Cada 30 de enero se celebra el Día Mundial del Croissant. De origen europeo, este clásico de la panadería ganó presencia en Córdoba y convive con la medialuna local.

Día Mundial del Croissant: un clásico que se reinventó en Córdoba

El 30 de enero se celebra el Día Mundial del Croissant, una efeméride gastronómica que pone en primer plano a una de las piezas más reconocidas de la panadería. De origen centroeuropeo y popularizado en Francia, el croissant se caracteriza por su masa hojaldrada, elaborada a partir de manteca, pliegues y tiempo.
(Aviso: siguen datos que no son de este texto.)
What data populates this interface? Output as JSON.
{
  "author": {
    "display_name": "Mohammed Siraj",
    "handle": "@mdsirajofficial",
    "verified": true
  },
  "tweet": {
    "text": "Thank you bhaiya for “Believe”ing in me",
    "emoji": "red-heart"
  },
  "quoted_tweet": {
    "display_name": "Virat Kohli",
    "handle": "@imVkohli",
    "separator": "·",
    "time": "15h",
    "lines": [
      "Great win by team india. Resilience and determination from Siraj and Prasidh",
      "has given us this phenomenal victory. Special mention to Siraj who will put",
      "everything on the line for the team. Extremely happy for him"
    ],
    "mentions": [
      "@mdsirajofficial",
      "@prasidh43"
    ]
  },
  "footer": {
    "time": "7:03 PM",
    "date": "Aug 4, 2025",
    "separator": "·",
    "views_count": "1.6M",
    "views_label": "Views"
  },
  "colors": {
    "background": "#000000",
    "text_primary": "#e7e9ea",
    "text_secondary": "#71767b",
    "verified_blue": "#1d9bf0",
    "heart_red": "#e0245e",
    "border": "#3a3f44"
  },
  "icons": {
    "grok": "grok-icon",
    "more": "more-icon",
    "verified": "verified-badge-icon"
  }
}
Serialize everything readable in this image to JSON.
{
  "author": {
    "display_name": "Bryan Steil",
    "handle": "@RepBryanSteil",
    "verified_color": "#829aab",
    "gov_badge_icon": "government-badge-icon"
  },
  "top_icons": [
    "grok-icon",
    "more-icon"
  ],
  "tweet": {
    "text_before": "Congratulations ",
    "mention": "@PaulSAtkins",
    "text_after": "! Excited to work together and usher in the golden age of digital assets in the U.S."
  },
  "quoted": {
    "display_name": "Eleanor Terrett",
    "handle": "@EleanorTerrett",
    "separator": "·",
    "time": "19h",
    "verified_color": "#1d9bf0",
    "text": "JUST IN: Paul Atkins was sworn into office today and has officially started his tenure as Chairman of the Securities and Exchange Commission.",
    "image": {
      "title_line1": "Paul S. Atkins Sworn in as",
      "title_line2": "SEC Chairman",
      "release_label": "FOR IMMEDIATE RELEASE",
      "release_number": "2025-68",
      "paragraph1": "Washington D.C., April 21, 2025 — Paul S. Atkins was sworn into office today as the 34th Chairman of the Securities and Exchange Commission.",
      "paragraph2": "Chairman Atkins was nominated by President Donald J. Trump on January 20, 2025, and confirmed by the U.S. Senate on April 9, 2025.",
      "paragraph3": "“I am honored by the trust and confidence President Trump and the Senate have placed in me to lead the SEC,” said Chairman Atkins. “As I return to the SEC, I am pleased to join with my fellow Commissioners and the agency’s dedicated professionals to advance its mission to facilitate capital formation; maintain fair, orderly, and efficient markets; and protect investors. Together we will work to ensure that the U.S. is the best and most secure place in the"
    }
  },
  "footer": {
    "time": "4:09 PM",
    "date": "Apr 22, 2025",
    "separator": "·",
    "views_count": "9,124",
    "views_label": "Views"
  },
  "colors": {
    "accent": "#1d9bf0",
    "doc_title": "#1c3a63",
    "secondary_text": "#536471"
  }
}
Aunque en Argentina la referencia cotidiana sigue siendo la medialuna, en los últimos años el croissant ganó espacio en cafeterías, especialmente en propuestas que recuperan técnicas de panadería artesanal y fermentaciones más largas. En ese proceso, Córdoba no quedó al margen: el producto aparece cada vez con más frecuencia en desayunos y meriendas, tanto en versiones clásicas como rellenas o saladas.

La diferencia entre croissant y medialuna no es solo una cuestión de forma o nombre. Mientras el primero prioriza el hojaldrado y la textura aireada, la medialuna argentina suele incorporar más azúcar y una masa menos laminada. Dos productos emparentados, pero no idénticos.

El Día Mundial del Croissant funciona así como una excusa para mirar con más atención un alimento que, sin ser nuevo, se resignificó en el consumo local y convive hoy con otras tradiciones panaderas. Un clásico importado que encontró su lugar en la mesa cordobesa.